A postcard of the Club circa 1959, taken from a boat on the Sea, reissued by the now closed Salton Sea Museum (no copyright notice) https://www.saltonseamuseum.com/

With the jetty long gone and the Yacht Club abandoned and vandalized, in 2009, Riverside County restored the building. For about a year the Salton Sea Museum operated from the building, with over 7000 visitors signing in. Sadly the museum closed, and the facility is now primarily used as a community center by Desert Recreational District. BUT at least it is being used and maintained!

Now the “new” problem is the dropping Sea water level, leaving the inlet to the marina cut off from the Sea.
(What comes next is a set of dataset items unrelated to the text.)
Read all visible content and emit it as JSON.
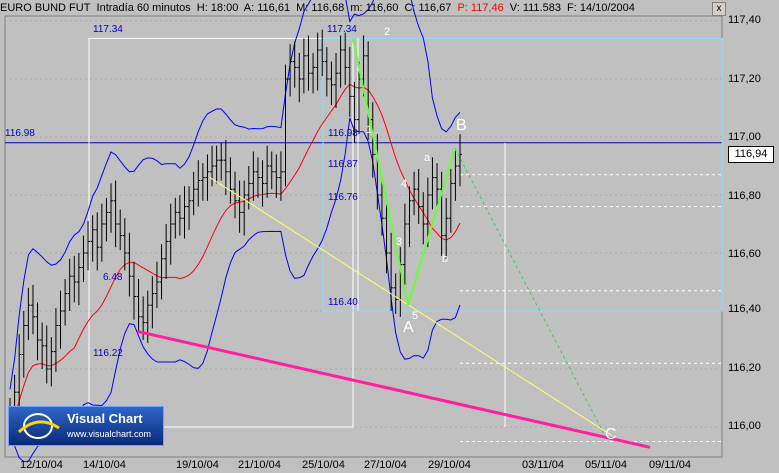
{
  "header": {
    "instrument": "EURO BUND FUT",
    "period": "Intradía 60 minutos",
    "h": "H: 18:00",
    "a": "A: 116,61",
    "m": "M: 116,68",
    "mi": "m: 116,60",
    "c": "C: 116,67",
    "p": "P: 117,46",
    "v": "V: 111.583",
    "f": "F: 14/10/2004",
    "close_label": "x"
  },
  "last_price": "116,94",
  "logo": {
    "title": "Visual Chart",
    "url": "www.visualchart.com"
  },
  "levels": {
    "l11734a": "117.34",
    "l11734b": "117.34",
    "l11698a": "116.98",
    "l11698b": "116.98",
    "l11687": "116.87",
    "l11676": "116.76",
    "l648": "6.48",
    "l11640": "116.40",
    "l11622": "116.22"
  },
  "waves": {
    "A": "A",
    "B": "B",
    "C": "C",
    "w1": "1",
    "w2": "2",
    "w3": "3",
    "w4": "4",
    "w5": "5",
    "wa": "a",
    "wb": "b"
  },
  "colors": {
    "background": "#c0c0c0",
    "bars": "#000000",
    "bollinger": "#0000ff",
    "moving_average": "#ff0000",
    "trendline_main": "#ff1f9f",
    "trendline_yellow": "#ffff66",
    "fib_lines": "#ffffff",
    "target_dotted": "#33cc66",
    "wave_green": "#66ff33"
  },
  "chart_data": {
    "type": "ohlc",
    "title": "EURO BUND FUT - Intradía 60 minutos",
    "ylim": [
      115.92,
      117.44
    ],
    "y_ticks": [
      "117,40",
      "117,20",
      "117,00",
      "116,80",
      "116,60",
      "116,40",
      "116,20",
      "116,00"
    ],
    "x_ticks": [
      "12/10/04",
      "14/10/04",
      "19/10/04",
      "21/10/04",
      "25/10/04",
      "27/10/04",
      "29/10/04",
      "03/11/04",
      "05/11/04",
      "09/11/04"
    ],
    "levels": [
      117.34,
      116.98,
      116.87,
      116.76,
      116.4,
      116.22
    ],
    "closes": [
      116.05,
      116.12,
      116.25,
      116.35,
      116.42,
      116.38,
      116.3,
      116.28,
      116.2,
      116.26,
      116.35,
      116.4,
      116.46,
      116.52,
      116.5,
      116.55,
      116.6,
      116.64,
      116.68,
      116.62,
      116.7,
      116.74,
      116.78,
      116.7,
      116.66,
      116.6,
      116.52,
      116.45,
      116.38,
      116.36,
      116.42,
      116.46,
      116.5,
      116.58,
      116.64,
      116.7,
      116.74,
      116.72,
      116.76,
      116.78,
      116.82,
      116.85,
      116.86,
      116.88,
      116.9,
      116.92,
      116.92,
      116.88,
      116.82,
      116.78,
      116.74,
      116.8,
      116.84,
      116.88,
      116.86,
      116.84,
      116.9,
      116.88,
      116.86,
      116.88,
      117.2,
      117.26,
      117.24,
      117.2,
      117.28,
      117.22,
      117.24,
      117.3,
      117.26,
      117.2,
      117.18,
      117.22,
      117.3,
      117.24,
      117.14,
      117.06,
      117.2,
      117.28,
      117.06,
      116.94,
      116.8,
      116.72,
      116.6,
      116.48,
      116.44,
      116.56,
      116.7,
      116.78,
      116.82,
      116.76,
      116.7,
      116.8,
      116.86,
      116.82,
      116.66,
      116.72,
      116.84,
      116.9,
      116.94
    ]
  }
}
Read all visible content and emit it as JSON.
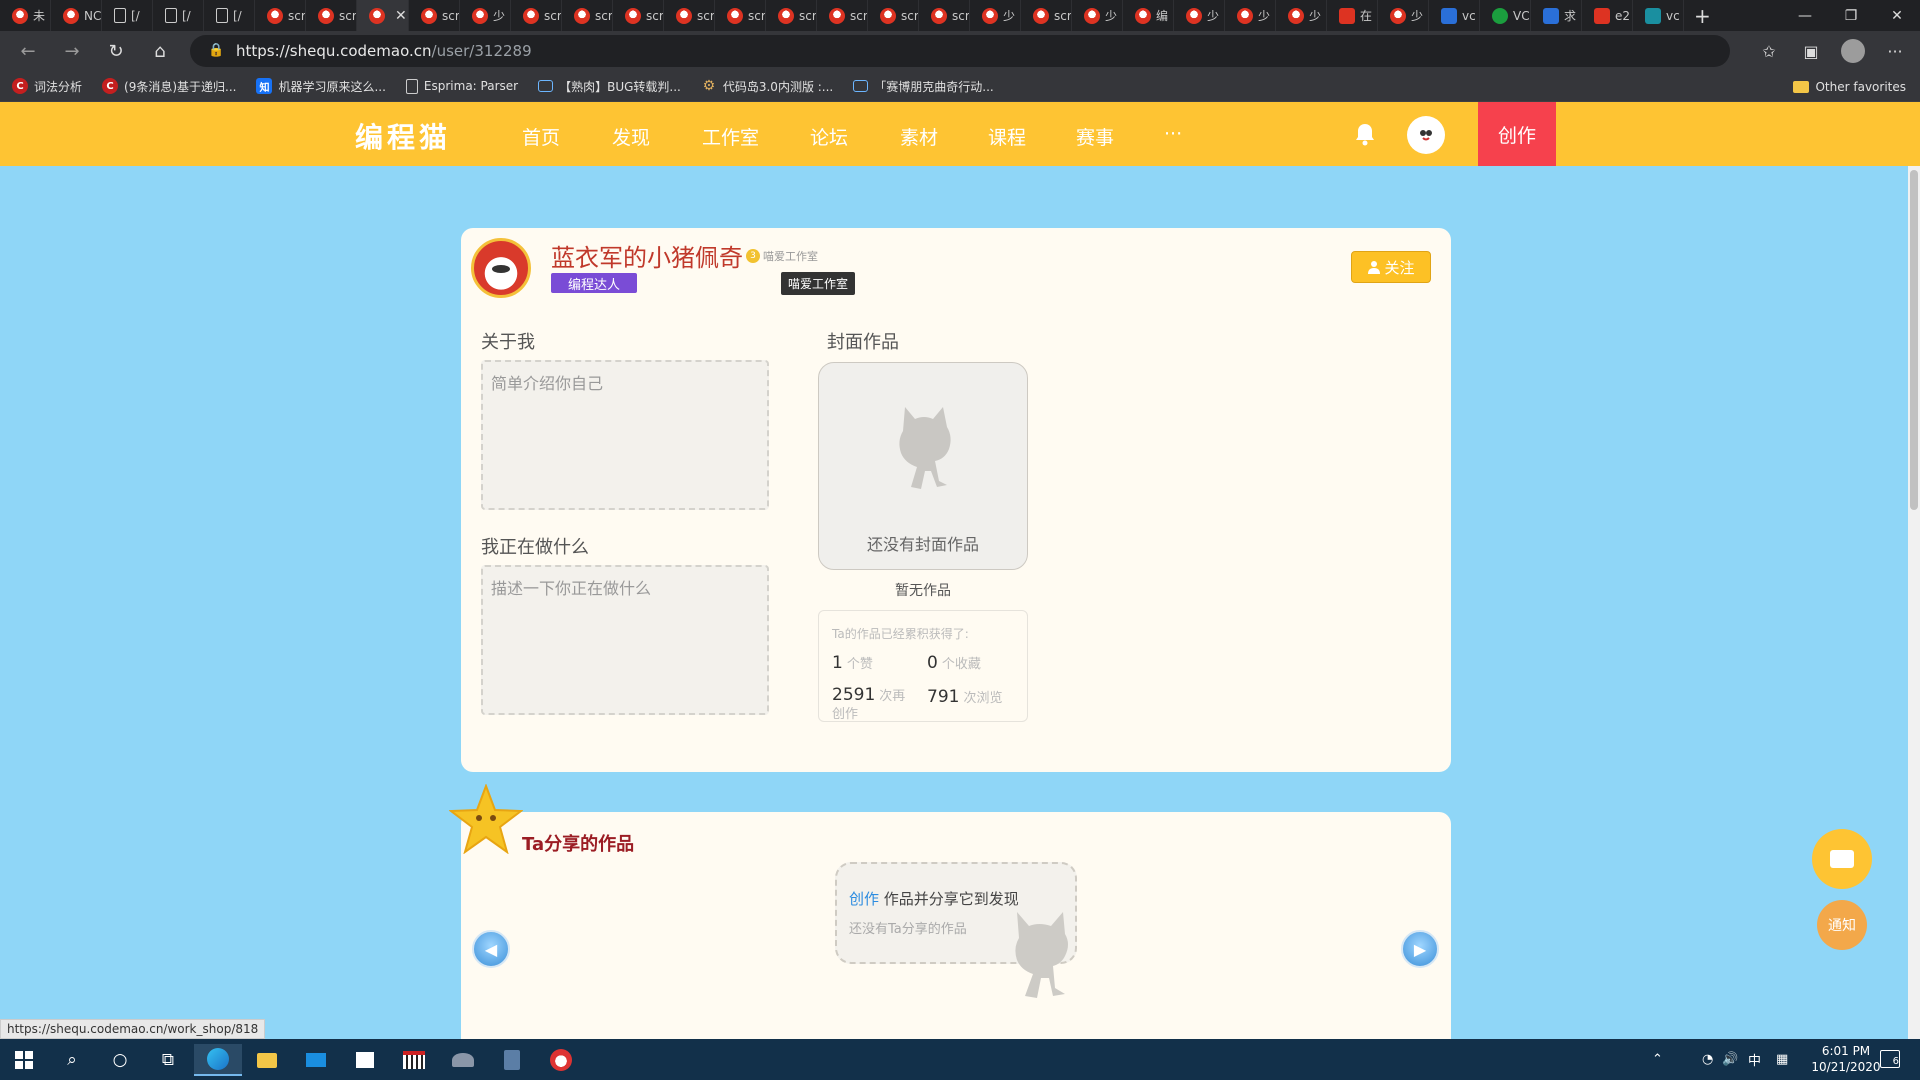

Last month the Coachella Valley Mountains Conservancy** voted to approve a grant, which along with funds from the Bureau of Reclamation and the California Natural Resources Agency, would enable the Salton Sea Authority to rehabilitate the inlet and marina. If you go to Google Maps satellite image of the area, you can see a tiny, compromised inlet from the Sea to the marina. However, last Sunday I went down to take photos and stood “in the inlet,” on dry beach to take the photo below.

I should be standing in water! Or, on a boat.
From the deck looking toward the Sea

Last Spring Desert X https://www.desertx.org/ brought more visitors to the area to see the outdoor art installations around the Coachella Valley, including the Salton Sea. It reminds me a little of Marfa Texas, in that a gem of art, is sitting in an out of the way location.

Looking east toward the highway and the train tracks

Next week the Salton Sea Summit will convene at UCR Palm Desert campus; let us hope this will bring needed attention and solutions.

*Albert Frey’s architecture is Desert Modernism, centered on Palm Springs; his work includes the Palm Springs Tramway Valley Station and the Tramway Gas Station, now used an a Visitor’s Center on the entry into the City, as well as City Hall, etc.

** I am the State Senate appointee and current Chairwoman http://cvmc.ca.gov/

NEW LIVERPOOL SALT WORKS

In 1893, George Durbrow and investors incorporated the New Liverpool Salt Company at Salton, on the Southern Pacific main line, south of Mecca, CA.

Salt was deposited on approximately 1000 acres of dry sea bed (ancient Lake Cahuilla) by seepage from salt springs in the foothills. Although called a mine, the salt works actually resembled a harvest operation, needing only to cut salt from the field, crush it, bag it, and send it by narrow gauge rail to the nearby railway station at Salton.
The quality, quantity, and uniqueness of its gathering led to it being featured in an 1899 issue of Strand Magazine and a 1901 issue of the National Geographic Magazine.

salt plow published in “A Common Crystal” by John R. Watkins, Strand Magazine 1899

In “The Saline Deposits of California,” California State Mining Bureau, Bulletin No. 24 (1902), Gilbert E. Bailey, described the operation:
“The sight at the salt works is an interesting one, for thousands of tons are piled up like huge snow drifts,…Indians operate cable plows, harvesting over 700 tons of pure salt per day. A portable railroad conveys the salt to the works.

The [crystal] lake is constantly being supplied by numerous springs in the adjacent foothills, which flow into the basin and quickly evaporate, leaving deposits of very pure salt that vary from 10 to 20 inches in thickness.”

In February 1891, the Colorado overflowed its banks, into the Mexican delta, leaving water standing in low areas. The following June, it overflowed again, reaching the standing water; the resulting flood from the commingled waters reached the Salton Basin, creating a lake approximately 30 miles long and 10 miles wide, but only 5 feet deep. Being shallow, it evaporated, leaving the Salt Works intact.

However, in 1905-1907, when the Colorado River overwhelmed the California Development Co. intakes for the Imperial Canal, the diverted water flooded the Salton Basin creating the Salton Sea. First the salt field was submerged, then the salt plant, and then the town of Salton and the rail lines.